また、乱視に特化したレンズ「ランシー」を開発した。一般的な乱視補正は2軸方向のみを補正するため斜め方向やレンズ周辺の見え方に歪み・揺れが残るが、「ランシー」は360°全方向補正することにより、レンズの隅々まで歪みを抑えたクリアな視界が確保できる。
さらに眼の健康維持をサポートする「ルティーナ」(ルテイン保護レンズ)も開発した。現在は効果的な治療法がないとされる加齢黄斑変性などの眼病発生を引き起こす可能性がある眼内のルテインの減少を抑え、さらに有害な光や紫外線などから眼を保護するレンズである。

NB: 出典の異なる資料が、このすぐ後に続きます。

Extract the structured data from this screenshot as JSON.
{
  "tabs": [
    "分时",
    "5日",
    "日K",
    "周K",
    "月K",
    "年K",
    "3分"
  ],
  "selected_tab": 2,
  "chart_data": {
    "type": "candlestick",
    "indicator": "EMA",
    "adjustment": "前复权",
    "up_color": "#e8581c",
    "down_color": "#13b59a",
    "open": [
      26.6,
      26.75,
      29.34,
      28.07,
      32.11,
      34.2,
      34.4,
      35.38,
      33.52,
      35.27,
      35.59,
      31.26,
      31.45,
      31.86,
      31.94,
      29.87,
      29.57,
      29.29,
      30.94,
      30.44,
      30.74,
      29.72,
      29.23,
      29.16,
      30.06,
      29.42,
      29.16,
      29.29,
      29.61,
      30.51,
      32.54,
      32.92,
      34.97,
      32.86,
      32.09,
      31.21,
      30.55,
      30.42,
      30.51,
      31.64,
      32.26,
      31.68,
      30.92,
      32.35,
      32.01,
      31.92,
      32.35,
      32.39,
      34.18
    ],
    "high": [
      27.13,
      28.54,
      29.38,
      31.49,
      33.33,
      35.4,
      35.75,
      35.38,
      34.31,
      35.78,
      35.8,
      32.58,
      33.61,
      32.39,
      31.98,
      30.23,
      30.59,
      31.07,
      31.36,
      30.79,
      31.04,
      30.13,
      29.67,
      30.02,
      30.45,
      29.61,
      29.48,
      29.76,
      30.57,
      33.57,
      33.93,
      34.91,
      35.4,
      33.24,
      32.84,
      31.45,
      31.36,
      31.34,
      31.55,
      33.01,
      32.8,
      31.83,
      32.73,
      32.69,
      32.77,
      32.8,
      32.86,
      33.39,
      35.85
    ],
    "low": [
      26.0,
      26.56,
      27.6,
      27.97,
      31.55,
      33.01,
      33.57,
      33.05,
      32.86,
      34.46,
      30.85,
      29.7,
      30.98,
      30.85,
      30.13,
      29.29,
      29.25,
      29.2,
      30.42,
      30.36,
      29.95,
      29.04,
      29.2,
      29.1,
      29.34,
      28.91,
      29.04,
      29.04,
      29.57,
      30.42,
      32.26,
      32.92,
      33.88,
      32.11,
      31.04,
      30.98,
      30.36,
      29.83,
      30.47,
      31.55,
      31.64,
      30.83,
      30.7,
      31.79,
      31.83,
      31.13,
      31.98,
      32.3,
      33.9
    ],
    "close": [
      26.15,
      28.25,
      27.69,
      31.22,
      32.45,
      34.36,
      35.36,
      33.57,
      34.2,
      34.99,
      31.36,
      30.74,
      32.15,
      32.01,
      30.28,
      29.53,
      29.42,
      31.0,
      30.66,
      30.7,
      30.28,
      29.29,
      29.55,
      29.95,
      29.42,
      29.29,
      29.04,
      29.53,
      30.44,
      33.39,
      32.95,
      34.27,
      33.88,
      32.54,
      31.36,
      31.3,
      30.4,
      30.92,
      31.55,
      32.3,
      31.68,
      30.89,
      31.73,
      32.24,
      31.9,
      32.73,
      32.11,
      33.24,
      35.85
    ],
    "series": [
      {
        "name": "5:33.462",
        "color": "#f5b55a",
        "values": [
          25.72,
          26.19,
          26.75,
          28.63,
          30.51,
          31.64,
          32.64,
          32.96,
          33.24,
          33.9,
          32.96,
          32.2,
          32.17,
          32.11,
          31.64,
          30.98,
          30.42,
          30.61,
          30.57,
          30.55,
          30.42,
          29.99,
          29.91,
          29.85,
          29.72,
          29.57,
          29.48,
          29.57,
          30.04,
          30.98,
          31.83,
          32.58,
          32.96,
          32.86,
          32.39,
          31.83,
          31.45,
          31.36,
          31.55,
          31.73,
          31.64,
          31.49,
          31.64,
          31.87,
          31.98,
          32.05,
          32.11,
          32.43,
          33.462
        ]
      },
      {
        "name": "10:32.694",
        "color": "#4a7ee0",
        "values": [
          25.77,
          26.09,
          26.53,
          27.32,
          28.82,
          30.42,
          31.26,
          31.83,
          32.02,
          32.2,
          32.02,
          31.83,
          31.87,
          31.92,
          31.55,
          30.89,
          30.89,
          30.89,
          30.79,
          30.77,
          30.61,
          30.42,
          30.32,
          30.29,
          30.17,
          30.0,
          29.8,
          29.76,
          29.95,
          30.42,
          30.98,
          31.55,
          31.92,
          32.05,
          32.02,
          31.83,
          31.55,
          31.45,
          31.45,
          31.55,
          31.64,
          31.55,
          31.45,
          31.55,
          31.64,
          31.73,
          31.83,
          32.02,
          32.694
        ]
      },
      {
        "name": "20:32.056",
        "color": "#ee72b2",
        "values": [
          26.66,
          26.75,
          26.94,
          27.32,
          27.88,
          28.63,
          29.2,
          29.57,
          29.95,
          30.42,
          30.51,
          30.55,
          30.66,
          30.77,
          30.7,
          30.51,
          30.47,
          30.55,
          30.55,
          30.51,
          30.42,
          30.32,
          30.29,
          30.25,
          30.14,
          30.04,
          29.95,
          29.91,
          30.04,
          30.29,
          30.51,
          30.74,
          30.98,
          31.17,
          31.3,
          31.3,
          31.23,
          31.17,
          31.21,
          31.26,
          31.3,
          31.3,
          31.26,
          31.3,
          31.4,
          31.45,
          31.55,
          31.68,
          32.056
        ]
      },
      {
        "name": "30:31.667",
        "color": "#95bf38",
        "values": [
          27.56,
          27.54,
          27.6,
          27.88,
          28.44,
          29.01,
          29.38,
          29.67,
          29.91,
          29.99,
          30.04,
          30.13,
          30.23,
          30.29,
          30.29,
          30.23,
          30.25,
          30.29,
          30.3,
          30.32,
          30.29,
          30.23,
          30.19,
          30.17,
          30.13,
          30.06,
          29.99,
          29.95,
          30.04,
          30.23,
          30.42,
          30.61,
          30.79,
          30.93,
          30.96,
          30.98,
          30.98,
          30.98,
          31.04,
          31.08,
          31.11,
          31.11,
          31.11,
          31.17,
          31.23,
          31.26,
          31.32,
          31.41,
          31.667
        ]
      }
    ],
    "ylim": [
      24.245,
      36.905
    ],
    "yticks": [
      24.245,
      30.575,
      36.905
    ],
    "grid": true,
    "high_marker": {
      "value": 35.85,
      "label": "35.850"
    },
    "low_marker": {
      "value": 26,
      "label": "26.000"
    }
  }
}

そのほかには、レンズが紫外線に反応してサングラスになるレンズや、乱反射するまぶしい光を低減する偏光機能レンズなどがあり、スポーツやドライブなどで有効である。レンズの開発によって、生活シーンや眼の状態に合わせたメガネを複数で使い分けるといった新たなニーズの掘り起こしも行っていく。
b) レンズ提供新サービス展開
遠近両用レンズを最速で翌日に提供できる「24G(トゥエンティーフォー・ジー)」を2020年3月期に関東圏よりスタートし、2021年3月期より全国へ拡大している。一般的には特殊なレンズとしてメガネの出来上がりに時間がかかるものであったが、イスラエルの世界的なレンズの大手メーカーであるSHAMIRと技術提携したことで最短で24時間の出来上がりが可能となった。日本にレンズを加工するレンズラボを設立し、完全受注かつMade in Japanで提供できるようになった。特殊な形状のメガネやサングラスでも最速納品が可能となり、メガネが急に必要になった顧客にも対応できるようになった。
(3) 補聴器
a) 補聴器販売:OEM商品により手ごろな価格での提供を実現
三城のオリジナル補聴器である「らくみみシリーズMK」を中心に、三城の補聴器販売は2012年3月期の約49億円から2020年3月期には約59億円と着実に増加した。しかし、2021年3月期はコロナ禍の影響により高齢の顧客が来店を控えたことなどから販売金額は約51億円へ低下した。しかし補聴器は生活必需品であるため、今後ワクチン接種が進むにつれリバウンド需要が期待できそうだ。
b) 補聴器レンタルサービス「らくみみサービス」
同サービスは、高額な補聴器を「まずは補聴器を使ってみたい」「両親に試してほしい」という顧客の声に応えて誕生した。月額貸し出し方式(サブスクリプション)を採用している。最初の2ヶ月間は調整期間として固定契約となるが、2ヶ月目以降はいつでも解約が可能で、最長で3年間利用することができる。これにより顧客は自分に合う補聴器を探しやすくなるメリットがある。
3. プロモーション施策
(1) CMなどによる積極的・効果的な広告
引き続き女優の波瑠、お笑い芸人のミキを起用し、TVCMを推進していく計画である。これにより顧客の想起を促していく。また、お笑い芸人のミキとはコラボレーションし、メガネを作成した。
(2) ビジュアルライフケア
最大のテーマを「顧客一人ひとりの視るライフケアサポート」と位置付け、生活改善提案型アイケアサポートサービス「ビジュアルライフケア」を提供している。「カウンセリング」「スクリーニング」「サポート視力チェック」と最大59段階の検査項目を上級視力測定技術者が行う。顧客ライフスタイルによって適したレンズも異なるため、同社が開発した多数のレンズのなかから選定・提案し、顧客が抱えている普段の生活で発生する視え方などの問題解決を目指す。
(3) ECの充実化:実店舗を最大限に活用
今までの同社の販売促進は、どちらかと言うとリアル店舗向けが中心であったが、今後はアナログとデジタルを融合させた「アナログ+デジタルアプローチ」を推進する。ECサイト(PARIS MIKI ONLINE SHOP)をリニューアルし、度付き対応の強化をしていくほか、ECでの会員情報を店舗で確認、EC商品の店頭在庫確認、店舗で測定した度数情報をEC上で確認し購入、試着(来店)予約サービスなどが可能となる。